HAHAHAHAHAHAAHAHAHAHAHA!!!! Wow.....


----------



## steeley (Aug 14, 2011)

I thought they were fun to watch.




[/IMG]


----------



## PierreRodrigue (Aug 14, 2011)

They were a hoot! But holy crap! their food will kill a guy! What a way to go though


----------



## jmforge (Aug 14, 2011)

No kidding. It occurred to me that if the one surviving fat lady continued to cook and eat that same way as she did on that show, she might count as two by now. aCtually, it wasn't the diet that got the one lady. It was smoking.


PierreRodrigue said:


> They were a hoot! But holy crap! their food will kill a guy! What a way to go though


----------



## apicius9 (Aug 14, 2011)

As a public health expert, I usually tell people they shouldn't worry about dying from obesity if they are smokers. Smoking will usually kill them before the suffering from the obesity consequences really kicks in...

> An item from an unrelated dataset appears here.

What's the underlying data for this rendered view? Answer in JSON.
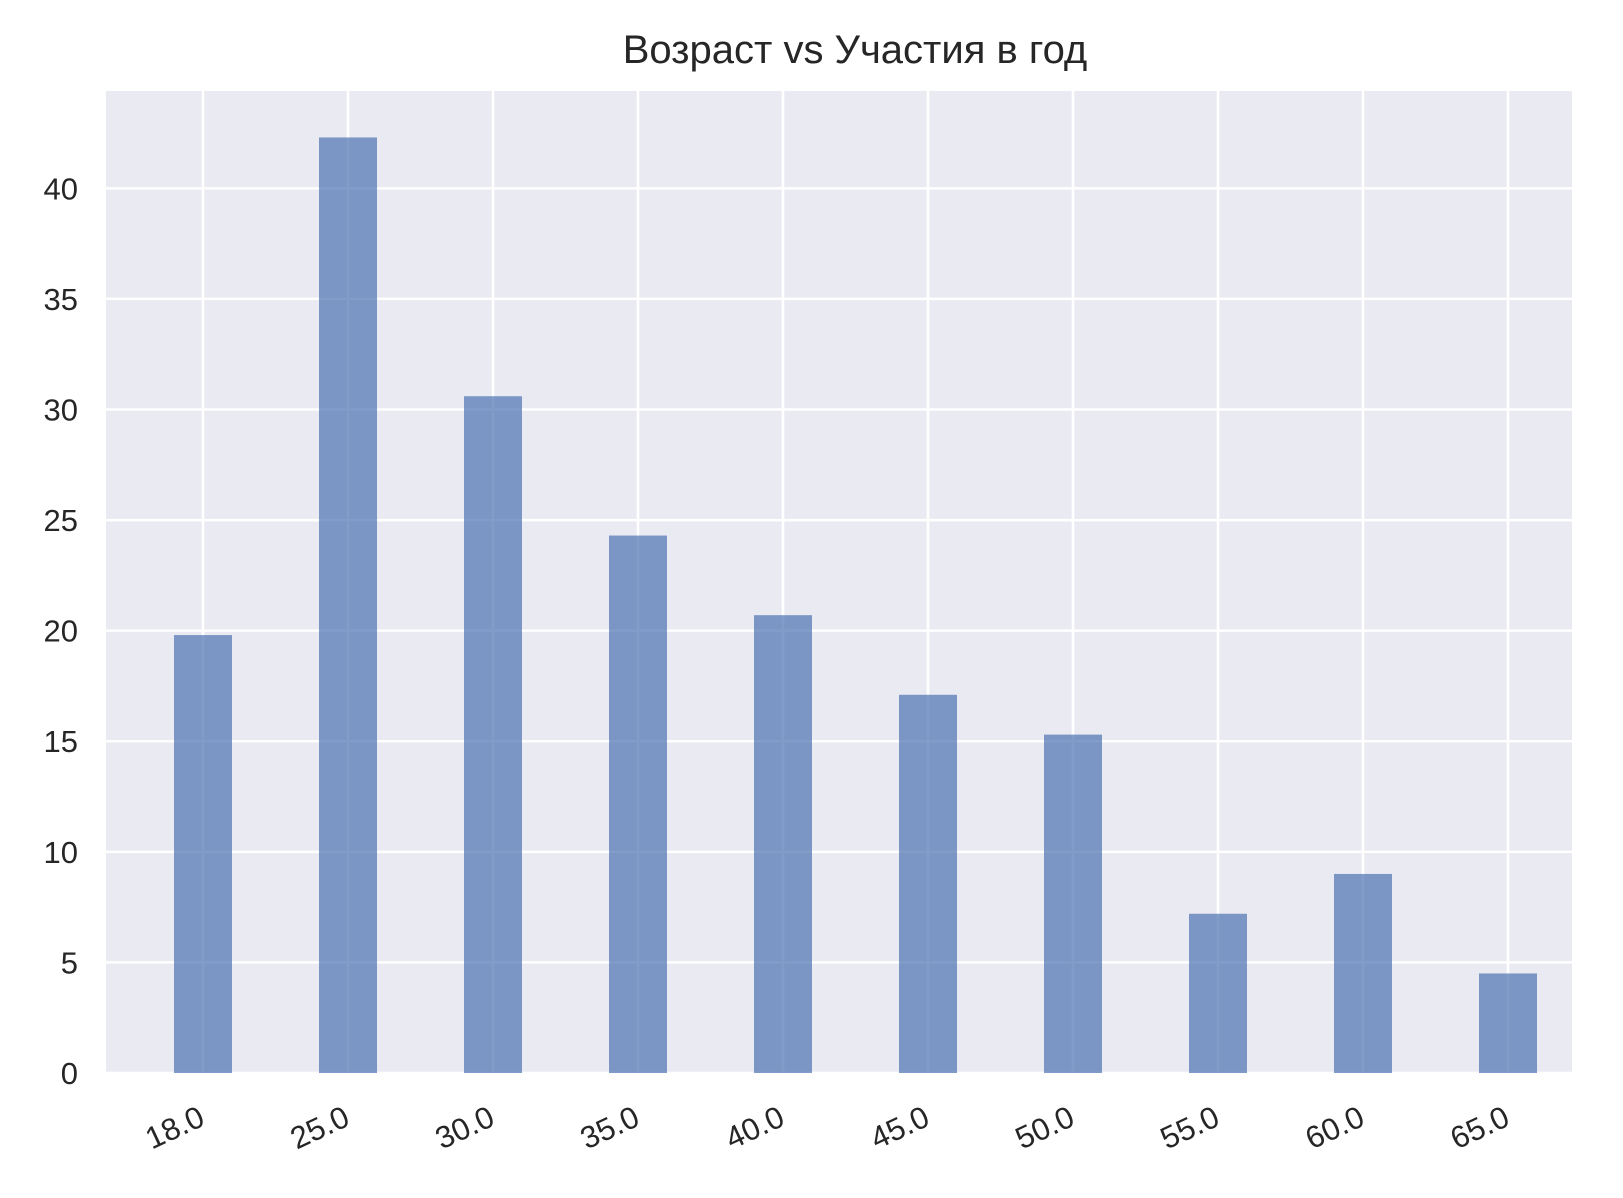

Saw the two fat ladies yesterday 'I fried the potatoes in lard. You can use olive oil, if you must (looks disgusted), but lard is better.' Deadly fun 

Stefan


----------



## jmforge (Aug 15, 2011)

But aren't health experts quietly having to admit that the tarnished image of lard and butter should be at least partially rehabilitated because after decades of pushing margarine and shortening, we have been hearing for at least 15-20 years that those aren't really better for you and and for the last 5 that they may actually be worse?


apicius9 said:


> As a public health expert, I usually tell people they shouldn't worry about dying from obesity if they are smokers. Smoking will usually kill them before the suffering from the obesity consequences really kicks in...
> 
> Saw the two fat ladies yesterday 'I fried the potatoes in lard. You can use olive oil, if you must (looks disgusted), but lard is better.' Deadly fun
> 
> Stefan


----------